Los investigadores dividieron aleatoriamente a 28 372 mujeres de entre 40 y 74 años (edad media de 54 años) en dos grupos. A las mujeres de un grupo se les recomendó someterse a mamografías anuales.
A las mujeres del otro grupo se les proporcionaron recomendaciones de cribado personalizadas basadas en una puntuación de riesgo que incorporaba la edad, los antecedentes médicos personales y familiares, la densidad mamaria y los resultados de las pruebas genéticas.
En función de su puntuación, se recomendó a cada mujer someterse a mamografías según un calendario concreto; a las de mayor riesgo también se les indicó que se sometieran a una resonancia magnética mamaria. Los investigadores hicieron un seguimiento de todas las participantes durante una media de cinco años para supervisar las tasas de biopsia y los diagnósticos de cáncer de mama.
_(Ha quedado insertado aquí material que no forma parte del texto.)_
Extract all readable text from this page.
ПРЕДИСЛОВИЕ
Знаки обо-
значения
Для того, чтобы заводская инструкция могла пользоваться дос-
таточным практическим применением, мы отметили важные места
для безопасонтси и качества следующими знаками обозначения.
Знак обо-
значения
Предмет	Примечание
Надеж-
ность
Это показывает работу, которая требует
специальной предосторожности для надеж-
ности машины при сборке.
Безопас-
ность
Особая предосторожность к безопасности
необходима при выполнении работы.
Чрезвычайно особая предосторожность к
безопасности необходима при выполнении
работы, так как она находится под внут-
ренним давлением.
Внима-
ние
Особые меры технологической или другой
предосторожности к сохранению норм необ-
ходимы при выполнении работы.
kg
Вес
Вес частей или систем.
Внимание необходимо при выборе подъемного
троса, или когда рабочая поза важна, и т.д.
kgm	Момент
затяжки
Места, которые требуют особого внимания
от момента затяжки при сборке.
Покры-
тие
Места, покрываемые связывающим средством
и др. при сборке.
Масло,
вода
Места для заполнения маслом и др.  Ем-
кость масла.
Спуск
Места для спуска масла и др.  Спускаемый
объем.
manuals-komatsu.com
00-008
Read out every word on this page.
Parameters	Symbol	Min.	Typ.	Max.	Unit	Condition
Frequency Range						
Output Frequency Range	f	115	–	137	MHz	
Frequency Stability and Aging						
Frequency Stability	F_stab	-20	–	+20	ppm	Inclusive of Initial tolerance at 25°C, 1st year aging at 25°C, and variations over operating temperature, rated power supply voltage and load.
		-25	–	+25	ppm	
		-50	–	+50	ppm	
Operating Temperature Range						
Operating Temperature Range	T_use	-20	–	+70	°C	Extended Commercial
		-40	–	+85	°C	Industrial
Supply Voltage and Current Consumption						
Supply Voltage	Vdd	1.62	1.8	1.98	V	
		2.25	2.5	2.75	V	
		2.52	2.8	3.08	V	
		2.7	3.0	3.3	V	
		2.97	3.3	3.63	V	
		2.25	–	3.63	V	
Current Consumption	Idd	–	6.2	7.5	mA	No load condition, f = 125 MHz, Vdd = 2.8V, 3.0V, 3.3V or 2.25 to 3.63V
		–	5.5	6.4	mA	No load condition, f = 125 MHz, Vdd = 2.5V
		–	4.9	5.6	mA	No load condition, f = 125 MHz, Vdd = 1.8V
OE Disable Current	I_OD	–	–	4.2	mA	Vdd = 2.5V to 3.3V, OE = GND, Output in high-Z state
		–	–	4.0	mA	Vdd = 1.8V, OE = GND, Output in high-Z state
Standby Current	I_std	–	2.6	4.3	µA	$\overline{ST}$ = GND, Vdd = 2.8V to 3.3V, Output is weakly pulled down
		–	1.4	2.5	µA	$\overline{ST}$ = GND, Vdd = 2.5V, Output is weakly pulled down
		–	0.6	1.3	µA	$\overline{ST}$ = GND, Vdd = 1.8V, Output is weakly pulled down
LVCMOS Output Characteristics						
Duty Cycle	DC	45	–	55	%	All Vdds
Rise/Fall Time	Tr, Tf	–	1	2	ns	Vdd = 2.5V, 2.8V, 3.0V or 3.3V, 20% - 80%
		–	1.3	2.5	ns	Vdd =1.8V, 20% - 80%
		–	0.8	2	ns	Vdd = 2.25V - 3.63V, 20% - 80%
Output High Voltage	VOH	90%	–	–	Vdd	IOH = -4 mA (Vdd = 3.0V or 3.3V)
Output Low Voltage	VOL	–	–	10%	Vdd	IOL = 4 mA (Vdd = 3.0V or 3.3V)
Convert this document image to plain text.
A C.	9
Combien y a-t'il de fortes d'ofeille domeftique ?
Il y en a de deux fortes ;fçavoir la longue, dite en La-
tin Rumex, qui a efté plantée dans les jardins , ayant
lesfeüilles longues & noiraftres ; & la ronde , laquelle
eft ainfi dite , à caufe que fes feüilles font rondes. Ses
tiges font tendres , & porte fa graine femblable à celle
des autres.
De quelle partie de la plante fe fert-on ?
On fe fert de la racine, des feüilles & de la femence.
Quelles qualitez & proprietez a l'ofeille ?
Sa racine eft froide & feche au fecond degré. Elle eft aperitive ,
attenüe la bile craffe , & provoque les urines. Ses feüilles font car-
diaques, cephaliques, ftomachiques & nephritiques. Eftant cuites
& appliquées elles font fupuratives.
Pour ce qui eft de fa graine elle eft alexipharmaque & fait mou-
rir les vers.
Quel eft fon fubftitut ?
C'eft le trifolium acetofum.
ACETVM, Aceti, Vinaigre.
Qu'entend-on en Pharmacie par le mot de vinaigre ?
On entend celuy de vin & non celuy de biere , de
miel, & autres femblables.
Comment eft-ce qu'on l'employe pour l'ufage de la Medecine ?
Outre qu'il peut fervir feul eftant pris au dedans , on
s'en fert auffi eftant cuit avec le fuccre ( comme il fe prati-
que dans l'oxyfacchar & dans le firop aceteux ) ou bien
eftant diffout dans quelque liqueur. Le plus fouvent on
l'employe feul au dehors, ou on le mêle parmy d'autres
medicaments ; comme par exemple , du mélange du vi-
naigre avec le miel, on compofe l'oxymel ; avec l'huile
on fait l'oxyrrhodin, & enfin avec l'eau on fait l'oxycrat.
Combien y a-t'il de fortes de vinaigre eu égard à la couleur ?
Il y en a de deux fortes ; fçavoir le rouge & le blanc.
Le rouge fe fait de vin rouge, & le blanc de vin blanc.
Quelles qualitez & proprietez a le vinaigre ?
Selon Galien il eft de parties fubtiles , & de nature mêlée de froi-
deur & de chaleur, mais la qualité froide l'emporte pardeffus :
El estudio reveló que el cribado basado en el riesgo y las mamografías anuales detectaban cánceres en estadios avanzados en proporciones similares. La tasa de biopsias por lesiones sospechosas también fue similar en los dos grupos, a pesar de que se realizaron menos mamografías en el grupo basado en el riesgo.
Los autores del estudio concluyeron que utilizar la evaluación del riesgo individual para ajustar la intensidad del cribado del cáncer de mama puede ser tan eficaz como las mamografías anuales.